6. Il résulte de la jurisprudence de la Cour de justice de l’Union européenne que les critères d’appréciation du caractère distinctif des marques tridimensionnelles constituées par l’apparence du produit lui-même ne sont pas différents de ceux applicables aux autres catégories de marques. Cependant, dans le cadre de l’application de ces critères, la perception du consommateur moyen n’est pas nécessairement la même dans le cas d’une marque tridimensionnelle, constituée par l’apparence du produit lui-même, que dans le cas d’une marque verbale ou figurative, qui consiste en un signe indépendant de l’aspect des produits qu’elle désigne. En effet, les consommateurs moyens n’ont pas pour habitude de présumer l’origine des produits en se fondant sur leur forme ou celle de leur emballage, en l’absence de tout élément graphique ou textuel, et il pourrait donc s’avérer plus difficile d’établir le caractère distinctif d’une telle marque tridimensionnelle que celui d’une marque verbale ou figurative.

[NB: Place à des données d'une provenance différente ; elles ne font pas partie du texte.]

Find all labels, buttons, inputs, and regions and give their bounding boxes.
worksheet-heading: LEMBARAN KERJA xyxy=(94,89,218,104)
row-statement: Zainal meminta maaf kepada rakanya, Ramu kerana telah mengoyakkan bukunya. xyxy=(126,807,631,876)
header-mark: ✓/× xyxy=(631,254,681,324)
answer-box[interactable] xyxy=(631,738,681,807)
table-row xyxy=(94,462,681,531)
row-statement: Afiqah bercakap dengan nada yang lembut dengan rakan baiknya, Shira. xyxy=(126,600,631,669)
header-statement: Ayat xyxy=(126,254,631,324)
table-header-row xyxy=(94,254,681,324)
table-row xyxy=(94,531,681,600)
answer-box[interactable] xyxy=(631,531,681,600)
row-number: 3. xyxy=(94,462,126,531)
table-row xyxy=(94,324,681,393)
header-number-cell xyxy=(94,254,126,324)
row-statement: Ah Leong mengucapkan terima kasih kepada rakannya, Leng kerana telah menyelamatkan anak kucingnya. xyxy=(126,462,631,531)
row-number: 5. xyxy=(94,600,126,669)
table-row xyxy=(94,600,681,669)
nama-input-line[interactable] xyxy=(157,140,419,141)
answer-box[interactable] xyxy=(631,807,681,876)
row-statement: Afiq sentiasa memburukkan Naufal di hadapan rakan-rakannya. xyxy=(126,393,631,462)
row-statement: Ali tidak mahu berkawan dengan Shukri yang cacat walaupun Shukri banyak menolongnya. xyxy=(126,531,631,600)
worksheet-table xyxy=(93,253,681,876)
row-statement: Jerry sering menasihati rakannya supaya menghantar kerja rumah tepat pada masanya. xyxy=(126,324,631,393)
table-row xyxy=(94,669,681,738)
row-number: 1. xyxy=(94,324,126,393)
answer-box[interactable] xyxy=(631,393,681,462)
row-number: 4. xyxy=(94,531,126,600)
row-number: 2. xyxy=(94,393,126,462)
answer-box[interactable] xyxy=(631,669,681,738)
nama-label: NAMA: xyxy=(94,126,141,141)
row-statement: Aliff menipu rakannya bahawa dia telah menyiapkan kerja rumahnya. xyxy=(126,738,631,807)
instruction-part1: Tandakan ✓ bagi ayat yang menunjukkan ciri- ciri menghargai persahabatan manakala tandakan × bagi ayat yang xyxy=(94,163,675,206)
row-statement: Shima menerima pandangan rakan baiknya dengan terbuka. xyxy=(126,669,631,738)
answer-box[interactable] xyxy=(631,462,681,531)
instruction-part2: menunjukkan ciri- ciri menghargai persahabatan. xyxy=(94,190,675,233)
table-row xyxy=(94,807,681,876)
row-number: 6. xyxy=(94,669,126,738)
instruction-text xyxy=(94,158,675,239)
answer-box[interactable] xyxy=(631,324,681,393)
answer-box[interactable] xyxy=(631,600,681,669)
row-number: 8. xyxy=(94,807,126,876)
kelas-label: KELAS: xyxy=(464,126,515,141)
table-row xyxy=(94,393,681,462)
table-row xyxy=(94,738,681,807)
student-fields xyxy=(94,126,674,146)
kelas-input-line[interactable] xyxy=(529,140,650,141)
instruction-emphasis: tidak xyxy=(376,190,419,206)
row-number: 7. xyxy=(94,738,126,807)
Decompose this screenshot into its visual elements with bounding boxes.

Dans ces conditions, seule une marque qui, de manière significative, diverge de la norme ou des habitudes du secteur et, de ce fait, est susceptible de remplir sa fonction essentielle d’indication d’origine, n’est pas dépourvue de caractère distinctif (arrêts du 7 octobre 2004, Mag Instrument/OHMI, C-136/02, point 30, et du 13 septembre 2018, Birckenstock Sales GmbH/EUIPO, C-26/17, points 32 et 33 et, par analogie, arrêt du 29 avril 2004, Henkel/OHMI, C-456/01 et C-457/01, point 39).

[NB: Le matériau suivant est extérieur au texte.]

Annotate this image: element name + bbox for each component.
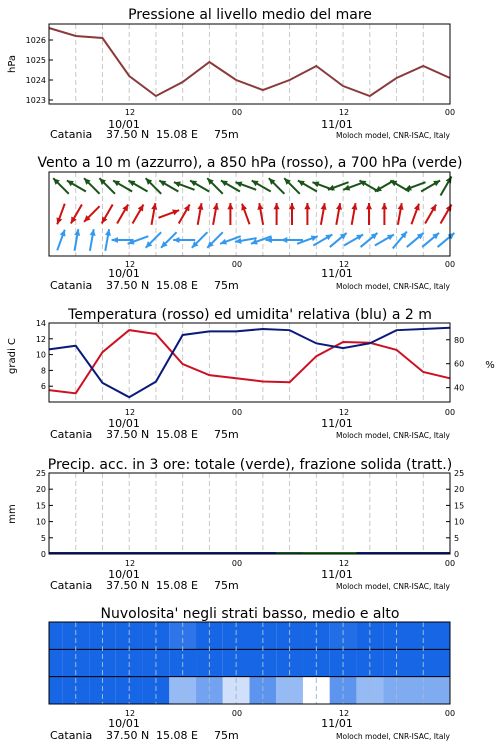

7. En premier lieu, après avoir énoncé que l’appréciation de la distinctivité de la marque devait, au vu de la nature du produit, s’effectuer au regard de la norme et des habitudes du secteur, c’est à bon droit que l’arrêt retient que, la demande désignant des fromages, il convenait de prendre en considération le secteur des denrées alimentaires dont ils relèvent.

8. En second lieu, après avoir relevé que la demande d’enregistrement porte sur une marque tridimensionnelle, déposée en couleur, caractérisée par sa forme de serpentin jaune enroulé sur lui-même pour former une spirale et par ses dimensions, et constaté que plusieurs produits alimentaires se présentent sous la forme d’un serpentin enroulé sur lui-même, en particulier des rouleaux de réglisse ou de chewing-gum, mais aussi des préparations culinaires et pâtissières, l’arrêt retient, d’une part, que le consommateur achète rapidement les fromages, sans y prêter attention, d’autre part, que, confronté à une grande variété de formes de fromage, avec des présentations s’éloignant des formes conventionnelles, il considérera un fromage présenté en spirale enroulé sur lui-même comme une nouvelle modalité de commercialisation du produit. L’arrêt en déduit qu’en présence d’une telle diversité, la forme de serpentin, même associée à la couleur jaune, ne peut remplir la fonction essentielle de la marque, d’identification d’origine du produit.

9. En cet état, la cour d’appel a légalement justifié sa décision.

10. Inopérant en ses deuxième et quatrième branches, qui critiquent, la première, un motif de la décision du directeur général de l’INPI qui, ne venant pas au soutien d’une décision juridictionnelle du premier degré, ne peut être présumé avoir été adopté par la cour d’appel conformément à l’article 955 du code de procédure civile, la seconde, un motif surabondant, le moyen n’est pas fondé pour le surplus.

Dispositif

PAR CES MOTIFS, la Cour :

REJETTE le pourvoi ;

Condamne la société Bel aux dépens ;

En application de l’article 700 du code de procédure civile, rejette la demande ;

Ainsi fait et jugé par la Cour de cassation, chambre commerciale, financière et économique, et prononcé par le président en son audience publique du vingt-sept septembre deux mille vingt-trois.